The 0.1F reporting resolution makes for some nicely smooth graphs, e.g. mine at
http://home.comcast.net/~ewerme/wx/current.htm
REPLY: FYI The MMTS and CRS sites only report to 1 degree F, the idea was to mimic that.

jeez
April 17, 2008 8:03 pm

jpm1000
2 BILLION bushels of corn would feed a lot of hungry people.
So would the wheat and soybean crops not planted in order to produce the above.
And that’s just numbers for the US. It does not include diversion to biofuels in Europe or Africa.
This is the one place I agree with Fidel Castro. Current biofuel policy and subsidies are crimes against humanity.

Gary Gulrud
April 25, 2008 11:33 am

jpm1000 and jeez:
Add to jeez’s comments the Ethanol being produced with Brazils comparatively more mature program (sugar cane) in lieu of useless rainforest.
Corn is a nutrient intensive crop using much more fertilizer.
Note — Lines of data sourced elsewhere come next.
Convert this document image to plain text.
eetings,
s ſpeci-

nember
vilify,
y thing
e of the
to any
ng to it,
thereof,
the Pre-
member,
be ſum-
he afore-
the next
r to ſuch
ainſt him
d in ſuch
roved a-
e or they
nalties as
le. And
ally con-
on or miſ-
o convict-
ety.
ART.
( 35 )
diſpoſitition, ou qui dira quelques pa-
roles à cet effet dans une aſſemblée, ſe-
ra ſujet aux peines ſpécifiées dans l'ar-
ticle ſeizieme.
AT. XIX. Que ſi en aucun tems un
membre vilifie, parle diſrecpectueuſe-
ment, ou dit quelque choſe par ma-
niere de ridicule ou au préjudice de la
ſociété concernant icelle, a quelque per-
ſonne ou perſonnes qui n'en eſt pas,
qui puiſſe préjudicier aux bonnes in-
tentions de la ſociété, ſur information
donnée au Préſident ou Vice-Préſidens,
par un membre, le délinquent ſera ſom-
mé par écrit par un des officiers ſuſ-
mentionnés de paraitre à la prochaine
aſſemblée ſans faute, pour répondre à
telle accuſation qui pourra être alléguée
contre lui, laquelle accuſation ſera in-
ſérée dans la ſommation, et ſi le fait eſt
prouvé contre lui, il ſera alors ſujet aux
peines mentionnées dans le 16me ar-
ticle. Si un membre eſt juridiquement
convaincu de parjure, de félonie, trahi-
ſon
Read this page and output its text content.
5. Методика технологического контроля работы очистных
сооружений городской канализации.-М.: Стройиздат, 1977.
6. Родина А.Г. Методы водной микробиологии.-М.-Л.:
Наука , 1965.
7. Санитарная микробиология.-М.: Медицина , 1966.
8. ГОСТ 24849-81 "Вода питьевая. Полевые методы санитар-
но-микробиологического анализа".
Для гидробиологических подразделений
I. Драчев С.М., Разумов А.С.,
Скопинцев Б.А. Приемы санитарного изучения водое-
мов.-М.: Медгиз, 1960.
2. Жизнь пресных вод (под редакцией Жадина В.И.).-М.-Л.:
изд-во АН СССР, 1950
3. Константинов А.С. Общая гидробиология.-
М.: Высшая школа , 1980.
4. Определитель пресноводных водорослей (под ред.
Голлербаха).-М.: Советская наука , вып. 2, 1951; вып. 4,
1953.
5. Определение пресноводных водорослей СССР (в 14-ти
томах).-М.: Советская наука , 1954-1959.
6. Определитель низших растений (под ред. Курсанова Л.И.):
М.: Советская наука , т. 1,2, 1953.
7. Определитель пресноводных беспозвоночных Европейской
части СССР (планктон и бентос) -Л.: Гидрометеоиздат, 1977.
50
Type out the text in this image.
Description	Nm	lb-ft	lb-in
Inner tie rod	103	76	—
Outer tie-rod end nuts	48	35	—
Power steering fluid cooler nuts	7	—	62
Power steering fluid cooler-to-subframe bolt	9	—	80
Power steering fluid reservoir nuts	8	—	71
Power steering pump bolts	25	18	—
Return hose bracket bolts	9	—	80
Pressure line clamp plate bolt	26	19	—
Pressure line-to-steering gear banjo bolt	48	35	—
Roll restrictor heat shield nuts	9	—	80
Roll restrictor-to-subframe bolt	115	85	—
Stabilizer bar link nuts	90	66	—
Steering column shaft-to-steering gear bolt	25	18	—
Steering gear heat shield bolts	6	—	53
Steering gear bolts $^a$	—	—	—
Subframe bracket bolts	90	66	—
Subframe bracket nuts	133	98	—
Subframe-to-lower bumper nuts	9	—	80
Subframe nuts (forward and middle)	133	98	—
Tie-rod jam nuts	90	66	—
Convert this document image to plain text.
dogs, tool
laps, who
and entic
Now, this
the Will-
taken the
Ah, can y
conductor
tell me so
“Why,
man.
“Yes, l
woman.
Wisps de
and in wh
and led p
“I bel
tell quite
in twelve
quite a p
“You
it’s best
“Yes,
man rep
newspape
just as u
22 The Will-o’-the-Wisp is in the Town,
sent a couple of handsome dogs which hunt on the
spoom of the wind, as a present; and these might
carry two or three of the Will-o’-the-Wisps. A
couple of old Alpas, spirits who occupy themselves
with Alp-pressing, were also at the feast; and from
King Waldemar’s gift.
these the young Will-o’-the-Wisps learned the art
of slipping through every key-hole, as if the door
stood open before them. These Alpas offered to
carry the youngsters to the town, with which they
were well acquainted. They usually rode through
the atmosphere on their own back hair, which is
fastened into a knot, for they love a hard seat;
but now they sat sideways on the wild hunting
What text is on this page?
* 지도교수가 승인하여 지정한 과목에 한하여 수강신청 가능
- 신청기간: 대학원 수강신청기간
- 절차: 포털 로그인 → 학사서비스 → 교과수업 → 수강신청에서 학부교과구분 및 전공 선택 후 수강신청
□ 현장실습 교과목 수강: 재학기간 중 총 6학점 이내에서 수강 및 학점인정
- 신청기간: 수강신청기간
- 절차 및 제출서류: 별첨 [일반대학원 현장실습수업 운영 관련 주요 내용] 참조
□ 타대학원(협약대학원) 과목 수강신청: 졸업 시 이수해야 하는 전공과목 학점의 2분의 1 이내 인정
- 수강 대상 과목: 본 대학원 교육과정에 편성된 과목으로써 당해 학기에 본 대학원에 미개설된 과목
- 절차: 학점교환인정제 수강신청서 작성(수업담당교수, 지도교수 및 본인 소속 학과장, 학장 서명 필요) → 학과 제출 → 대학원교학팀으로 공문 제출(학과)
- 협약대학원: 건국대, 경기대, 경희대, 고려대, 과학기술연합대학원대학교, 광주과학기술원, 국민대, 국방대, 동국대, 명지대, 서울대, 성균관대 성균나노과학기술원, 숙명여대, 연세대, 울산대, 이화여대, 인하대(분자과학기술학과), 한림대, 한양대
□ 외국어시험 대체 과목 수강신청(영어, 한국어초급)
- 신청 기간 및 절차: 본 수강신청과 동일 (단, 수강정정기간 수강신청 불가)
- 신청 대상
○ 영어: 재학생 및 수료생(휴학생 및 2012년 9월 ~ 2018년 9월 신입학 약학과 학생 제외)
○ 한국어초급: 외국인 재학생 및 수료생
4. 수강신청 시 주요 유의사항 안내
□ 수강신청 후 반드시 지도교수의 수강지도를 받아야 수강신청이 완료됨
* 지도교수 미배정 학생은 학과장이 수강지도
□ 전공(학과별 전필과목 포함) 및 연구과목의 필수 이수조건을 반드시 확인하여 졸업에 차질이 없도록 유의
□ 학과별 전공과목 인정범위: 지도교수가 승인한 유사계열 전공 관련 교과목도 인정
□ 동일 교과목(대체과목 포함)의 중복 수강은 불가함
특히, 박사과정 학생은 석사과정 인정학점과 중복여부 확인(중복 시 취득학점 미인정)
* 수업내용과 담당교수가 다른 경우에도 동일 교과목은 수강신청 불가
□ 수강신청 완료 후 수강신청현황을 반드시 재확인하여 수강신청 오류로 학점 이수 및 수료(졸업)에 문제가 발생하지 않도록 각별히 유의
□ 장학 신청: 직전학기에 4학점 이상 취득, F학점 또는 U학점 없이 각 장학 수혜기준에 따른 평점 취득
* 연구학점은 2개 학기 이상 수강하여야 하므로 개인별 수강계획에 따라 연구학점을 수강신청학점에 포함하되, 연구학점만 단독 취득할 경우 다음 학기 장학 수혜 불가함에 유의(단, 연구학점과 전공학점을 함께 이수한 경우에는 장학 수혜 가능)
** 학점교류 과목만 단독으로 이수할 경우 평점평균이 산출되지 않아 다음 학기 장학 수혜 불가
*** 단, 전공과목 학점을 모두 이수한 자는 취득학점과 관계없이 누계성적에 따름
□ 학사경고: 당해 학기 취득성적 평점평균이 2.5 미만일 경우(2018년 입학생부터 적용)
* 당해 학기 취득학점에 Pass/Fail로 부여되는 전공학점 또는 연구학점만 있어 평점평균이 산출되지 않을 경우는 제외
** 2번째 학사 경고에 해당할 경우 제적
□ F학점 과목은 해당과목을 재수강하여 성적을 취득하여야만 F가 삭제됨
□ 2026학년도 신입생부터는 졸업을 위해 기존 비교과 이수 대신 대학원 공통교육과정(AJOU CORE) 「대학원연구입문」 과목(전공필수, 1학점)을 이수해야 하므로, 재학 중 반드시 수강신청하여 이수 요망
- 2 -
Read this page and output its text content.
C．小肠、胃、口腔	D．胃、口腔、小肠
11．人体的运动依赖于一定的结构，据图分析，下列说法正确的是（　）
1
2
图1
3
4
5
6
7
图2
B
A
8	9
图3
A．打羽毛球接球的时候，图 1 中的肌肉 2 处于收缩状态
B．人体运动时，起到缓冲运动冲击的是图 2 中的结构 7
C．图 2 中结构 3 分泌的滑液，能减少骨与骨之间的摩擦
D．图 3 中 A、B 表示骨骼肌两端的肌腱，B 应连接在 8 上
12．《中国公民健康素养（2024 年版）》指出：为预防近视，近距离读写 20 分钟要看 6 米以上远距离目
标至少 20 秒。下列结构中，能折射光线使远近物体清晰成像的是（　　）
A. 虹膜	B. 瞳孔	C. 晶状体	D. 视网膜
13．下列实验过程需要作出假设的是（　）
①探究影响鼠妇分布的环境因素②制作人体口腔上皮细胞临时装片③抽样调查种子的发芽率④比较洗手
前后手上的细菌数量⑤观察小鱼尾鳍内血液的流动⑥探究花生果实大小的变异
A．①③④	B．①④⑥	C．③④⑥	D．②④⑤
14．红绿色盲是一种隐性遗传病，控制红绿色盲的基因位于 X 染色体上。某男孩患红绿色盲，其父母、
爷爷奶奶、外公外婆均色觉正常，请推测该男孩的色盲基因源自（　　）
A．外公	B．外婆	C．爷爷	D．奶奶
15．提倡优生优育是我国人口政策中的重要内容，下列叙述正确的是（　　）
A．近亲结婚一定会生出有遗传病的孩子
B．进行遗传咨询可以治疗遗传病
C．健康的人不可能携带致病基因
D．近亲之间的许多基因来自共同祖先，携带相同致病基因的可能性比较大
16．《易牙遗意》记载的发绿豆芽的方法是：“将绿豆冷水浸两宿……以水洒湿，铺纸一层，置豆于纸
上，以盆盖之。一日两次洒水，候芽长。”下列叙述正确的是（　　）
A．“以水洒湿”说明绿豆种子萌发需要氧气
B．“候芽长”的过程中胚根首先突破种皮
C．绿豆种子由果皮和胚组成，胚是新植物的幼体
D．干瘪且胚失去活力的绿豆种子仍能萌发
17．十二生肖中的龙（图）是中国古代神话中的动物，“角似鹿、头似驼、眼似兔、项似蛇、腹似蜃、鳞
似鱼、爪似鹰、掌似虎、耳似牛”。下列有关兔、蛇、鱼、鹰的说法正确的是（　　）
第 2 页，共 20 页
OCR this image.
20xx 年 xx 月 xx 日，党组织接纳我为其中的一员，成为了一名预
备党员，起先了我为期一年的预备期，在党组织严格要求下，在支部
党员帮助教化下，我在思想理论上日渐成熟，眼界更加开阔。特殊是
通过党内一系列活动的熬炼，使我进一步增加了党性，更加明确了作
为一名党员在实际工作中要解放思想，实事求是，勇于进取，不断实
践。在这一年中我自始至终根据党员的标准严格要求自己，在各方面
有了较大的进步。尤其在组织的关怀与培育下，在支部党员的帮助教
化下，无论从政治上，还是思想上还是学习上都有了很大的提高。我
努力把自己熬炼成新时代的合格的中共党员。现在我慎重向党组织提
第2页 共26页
This in turn leads to a 7500 square mile death zone at the terminus of the Mississippi Delta.
Ethanol production requires vast volumes of water straining aquifers in the regions where it is produced.
As the AMO joins the PDO in cycling negative in a decades time, drought will reign in the corn belt and diminished degree days will prevail in northern wheat fields exacerbating current shortages.
Current soaring wheat and soya prices mean this year’s corn planted acreage is off 6% from last. Cross your fingers on late spring frosts and floods.
So why is Ethanol getting a bum rap?

Gary Gulrud
April 28, 2008 10:05 am

Ooops. Forgot aldehyde pollution from evaporating and unburnt Ethanol. LA temperature inversions already see 2ppm, which makes most of us sick.